Friday, May 31, 2019


The National Inquiry into Murdered and Missing Indigenous Women will report that the thousands of indigenous women murdered and vanished in recent decades is a "Canadian genocide."

The report, obtained by CBC News and verified by sources, concludes that a genocide driven by the disproportionate level of violence faced by Indigenous women and girls occurred in Canada through "state actions and inactions rooted in colonialism and colonial ideologies." 
"We do know that thousands of Indigenous women, girls and 2SLGBTQQIA (two-spirit, lesbian, gay, bisexual, transgendered, queer, questioning, intersex and asexual) have been lost to the Canadian genocide to date," said the report, titled Reclaiming Power and Place. 
"The fact that First Nations, Inuit, and M├ętis peoples are still here and that the population is growing should not discount the charge of genocide." 
The report states that "due to the gravity of this issue," the inquiry is preparing a "supplementary report on the Canadian genocide of Indigenous peoples according to the legal definition of genocide," which will be posted at a later date on the inquiry website.

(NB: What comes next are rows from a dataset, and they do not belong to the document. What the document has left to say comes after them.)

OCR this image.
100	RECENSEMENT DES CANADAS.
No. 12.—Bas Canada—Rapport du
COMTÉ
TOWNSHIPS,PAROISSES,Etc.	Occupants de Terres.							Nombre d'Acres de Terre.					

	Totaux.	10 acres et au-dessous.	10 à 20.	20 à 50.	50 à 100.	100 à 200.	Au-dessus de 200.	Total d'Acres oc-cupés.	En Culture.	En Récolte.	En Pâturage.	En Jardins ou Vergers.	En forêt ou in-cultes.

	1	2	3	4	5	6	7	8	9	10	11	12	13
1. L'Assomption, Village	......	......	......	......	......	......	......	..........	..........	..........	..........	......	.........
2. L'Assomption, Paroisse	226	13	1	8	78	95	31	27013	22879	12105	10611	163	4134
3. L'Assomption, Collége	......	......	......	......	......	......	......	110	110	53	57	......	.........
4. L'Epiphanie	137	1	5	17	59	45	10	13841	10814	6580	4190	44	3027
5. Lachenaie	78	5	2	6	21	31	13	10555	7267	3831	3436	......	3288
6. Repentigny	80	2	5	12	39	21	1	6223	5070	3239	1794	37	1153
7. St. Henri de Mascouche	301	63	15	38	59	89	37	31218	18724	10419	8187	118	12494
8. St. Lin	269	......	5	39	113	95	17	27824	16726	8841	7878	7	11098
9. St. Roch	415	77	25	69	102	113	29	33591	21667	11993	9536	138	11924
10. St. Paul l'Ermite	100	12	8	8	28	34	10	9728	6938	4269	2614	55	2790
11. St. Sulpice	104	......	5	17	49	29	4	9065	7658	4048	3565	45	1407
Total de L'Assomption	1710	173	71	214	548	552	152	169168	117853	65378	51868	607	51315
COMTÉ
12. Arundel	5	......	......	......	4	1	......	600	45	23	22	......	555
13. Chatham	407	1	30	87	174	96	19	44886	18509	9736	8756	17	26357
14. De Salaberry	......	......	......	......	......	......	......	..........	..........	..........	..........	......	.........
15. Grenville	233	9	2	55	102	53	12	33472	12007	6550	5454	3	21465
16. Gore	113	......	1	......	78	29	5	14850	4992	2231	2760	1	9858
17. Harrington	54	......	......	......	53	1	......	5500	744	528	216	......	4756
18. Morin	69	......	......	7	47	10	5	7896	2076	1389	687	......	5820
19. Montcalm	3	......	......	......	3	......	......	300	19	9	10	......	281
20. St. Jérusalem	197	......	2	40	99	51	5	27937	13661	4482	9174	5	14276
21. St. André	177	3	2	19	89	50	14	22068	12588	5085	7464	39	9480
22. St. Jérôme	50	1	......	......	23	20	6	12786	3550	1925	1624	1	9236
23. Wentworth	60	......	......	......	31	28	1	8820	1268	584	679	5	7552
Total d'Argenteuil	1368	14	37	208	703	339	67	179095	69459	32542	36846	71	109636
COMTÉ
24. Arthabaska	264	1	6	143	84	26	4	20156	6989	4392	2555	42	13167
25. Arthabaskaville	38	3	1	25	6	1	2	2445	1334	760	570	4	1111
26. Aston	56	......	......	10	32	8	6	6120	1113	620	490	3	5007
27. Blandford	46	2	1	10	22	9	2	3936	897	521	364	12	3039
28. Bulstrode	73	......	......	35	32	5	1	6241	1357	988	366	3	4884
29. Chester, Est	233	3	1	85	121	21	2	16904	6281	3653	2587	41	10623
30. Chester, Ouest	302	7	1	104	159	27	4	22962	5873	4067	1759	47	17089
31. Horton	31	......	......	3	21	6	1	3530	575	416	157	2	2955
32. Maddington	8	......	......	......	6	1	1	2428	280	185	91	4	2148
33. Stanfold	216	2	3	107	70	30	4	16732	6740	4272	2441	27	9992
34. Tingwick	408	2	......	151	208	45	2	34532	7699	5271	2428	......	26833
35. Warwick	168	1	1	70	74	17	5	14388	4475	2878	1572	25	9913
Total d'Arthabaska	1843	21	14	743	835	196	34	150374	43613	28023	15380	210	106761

To some, perhaps most, genocide is a deliberate policy of a group or government seeking to exterminate a race of people. We think of the Holocaust or the mass slaughter of the Tutsi minority in Rwanda. Does this tragedy rise to that definition? Not really but the Inquiry uses a different definition of the term.
"Genocide is the sum of the social practices, assumptions, and actions detailed within this report," the report says. "The national inquiry's findings support characterizing these acts, including violence against Indigenous women, girls, and 2SLGBTQQIA people, as genocide."
That we have failed indigenous women is inarguable. That there was an effort to exterminate them, that's a reach. I hope we don't get fixated on arguing that point.


Anonymous said...

That we have failed indigenous women AND MEN is inarguable. That there was an effort to exterminate them, that's a reach.
I hope we don't get fixated on arguing that point.

Why we have failed, when and how, and the disparity between 4,000 and 479, is a somewhat different kettle of fish.

The Mound of Sound said...

Anon, I wish I could believe that we had leadership with the vision to solve this. I don't. I guess we'll have to wait to read the report's findings and recommendations.

Troy said...

It's an interesting application of the term Genocide. This is very new literature though. A term for what is being described hasn't even been invented yet (genocide is a relatively recent term, too), so using an existing term like Genocide is probably necessary until a new term describing what has happened and what is happening is eventually created when the mountains of research being currently conducted are eventually published.

It's post-genocide or latter stage genocide. Much in the same way energy doesn't really disappear, it just changes form, the energy that fueled the Genocide of residential schools is still "hanging around" Canada. Indigenous women are either victims who are worthy of "saving", and pushed through the social welfare system, and then once women "fall" out of the social welfare system (which is inevitable), fall into the prison system (Red Women Rising, 2019). Well, unless they're victims of murder or simply disappear, in which case they become statistics in the eyes of Canadian institutions. Institutions don't have to do anything about those.

Consider what happened to the United States after the conclusion of the Civil War. Briefly, freed men gained political power, and had some semblance of self-determination. However, there was push-back from the Southern states in regards to limiting black men's power, and then the USA moved into the Jim Crow era. Jim Crow was repealed, and now the USA has moved into the Prison State era in an effort to restrict black people's power.

Perhaps there's some sense of Canada moving in a similar direction, especially if the Conservatives are re-elected. The Commissions final report should have a major impact on court rulings and government agencies policies in an effort to pre-empt Andrew Scheer/Tom Flanagan policies.

Anonymous said...

In order to move on we need a leadership on both sides; Indigenous and, lets say, Colonist's.
Unfortunately, the truth is rather unpleasant and thus unpopular in both camps.
To say it bluntly: Indigenous people were colonized, dispossessed and then forcibly integrated into a much robust, and advanced by millennia, white civilization.

Northern PoV said...

Like others commenting here I am skeptical of " but the Inquiry uses a different definition of the term."

Compromising our language this way is like a engaging in a bidding war on victimhood and is very counterproductive.

The Mound of Sound said...

I think once the report is released we can just take it on its face and not get derailed by squabbles over the use of this word. A lot of us have a sense of what has happened but very few have solutions. There's a rich history of reports simply shelved to gather dust.

John B. said...

Out of respect for the dust on the old reports and the 2SLGBTQQIA we won’t comment until all the governments have had their ceremonies and the final paycheques have been cashed.